Before Bromium, unpacking and analysing malware could take months in a laboratory. With Bromium running on FALCON laptops, forensic analysis takes only a matter of minutes. As a result, victims can quickly find out if further damage was done by the cyberattack, while at the same time it helps the police ensure the trail doesn’t go cold.
“The Met is committed to fighting cybercrime and works hard every day to catch and convict cybercriminals and support victims,” comments Detective Superintendent Neil Ballard from the Metropolitan Police. “Speed is an advantage when investigating these kinds of crime. Like biological evidence, cyber evidence degrades over time – websites are taken down and the trail goes cold. Bromium can be used to instantly analyse and gather evidence. The victim can then be immediately advised how to mitigate the threat. Evidence collected can then be used to track down the criminal and secure convictions.”
The Office for National Statistics estimated that in 2016 there were 5.4 million fraud and computer misuse offences, of which 3.78 million were instances of cybercrime in the UK. In addition, the latest Cyber Security Breaches Survey reveals that almost half (46%) of all UK businesses identified at least one cybersecurity breach or attack in the last 12 months.

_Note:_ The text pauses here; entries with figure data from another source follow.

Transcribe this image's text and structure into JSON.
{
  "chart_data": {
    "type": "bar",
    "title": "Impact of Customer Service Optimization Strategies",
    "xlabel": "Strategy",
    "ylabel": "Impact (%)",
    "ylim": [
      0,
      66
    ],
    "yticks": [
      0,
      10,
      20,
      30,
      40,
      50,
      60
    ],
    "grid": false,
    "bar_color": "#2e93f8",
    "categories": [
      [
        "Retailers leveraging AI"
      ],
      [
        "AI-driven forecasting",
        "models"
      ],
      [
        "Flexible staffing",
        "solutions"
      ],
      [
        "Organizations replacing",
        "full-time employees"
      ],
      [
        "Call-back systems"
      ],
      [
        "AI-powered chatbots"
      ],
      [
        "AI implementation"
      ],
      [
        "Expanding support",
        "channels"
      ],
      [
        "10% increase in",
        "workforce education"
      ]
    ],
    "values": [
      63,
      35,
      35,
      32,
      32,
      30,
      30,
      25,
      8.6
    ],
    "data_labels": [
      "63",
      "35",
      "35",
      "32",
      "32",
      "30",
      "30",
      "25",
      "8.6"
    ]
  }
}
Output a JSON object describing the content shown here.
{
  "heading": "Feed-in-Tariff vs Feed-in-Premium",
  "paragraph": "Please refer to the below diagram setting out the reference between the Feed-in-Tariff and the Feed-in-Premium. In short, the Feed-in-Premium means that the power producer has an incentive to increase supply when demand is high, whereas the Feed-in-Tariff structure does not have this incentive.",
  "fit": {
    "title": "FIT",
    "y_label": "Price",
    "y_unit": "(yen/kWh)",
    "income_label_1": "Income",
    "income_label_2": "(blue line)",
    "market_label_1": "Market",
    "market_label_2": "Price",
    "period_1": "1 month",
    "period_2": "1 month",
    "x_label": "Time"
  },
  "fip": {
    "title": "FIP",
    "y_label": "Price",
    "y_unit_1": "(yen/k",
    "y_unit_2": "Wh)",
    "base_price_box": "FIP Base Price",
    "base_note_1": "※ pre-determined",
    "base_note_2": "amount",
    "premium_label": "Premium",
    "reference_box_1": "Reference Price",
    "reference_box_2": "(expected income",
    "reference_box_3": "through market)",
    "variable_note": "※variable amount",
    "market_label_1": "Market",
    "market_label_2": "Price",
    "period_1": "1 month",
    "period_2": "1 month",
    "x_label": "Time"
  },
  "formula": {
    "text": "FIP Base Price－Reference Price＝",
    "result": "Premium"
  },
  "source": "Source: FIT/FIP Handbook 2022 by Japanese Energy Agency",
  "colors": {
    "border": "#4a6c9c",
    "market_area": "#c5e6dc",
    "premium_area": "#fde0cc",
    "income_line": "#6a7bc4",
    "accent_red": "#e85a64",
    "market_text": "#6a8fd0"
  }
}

The Met Police Cybercrime Unit will share their intelligence with other leading authorities like Europol and NCSC and where appropriate use as evidence to take action against cybercriminals.
“We are in the midst of a cyber arms race, and are supporting the Met Police to counter the threat by using real-time forensics capabilities,” said Bromium Co-Founder and President Ian Pratt. “With Bromium, the Met Police can now put dangerous malware in a safe hold, allow it to run and detonate, without affecting anything or anyone. The Cybercrime Unit can analyse the malware in real-time, and gather valuable intelligence to see trends and flows that will help to track cybercriminals faster, and speed-up arrests and convictions.”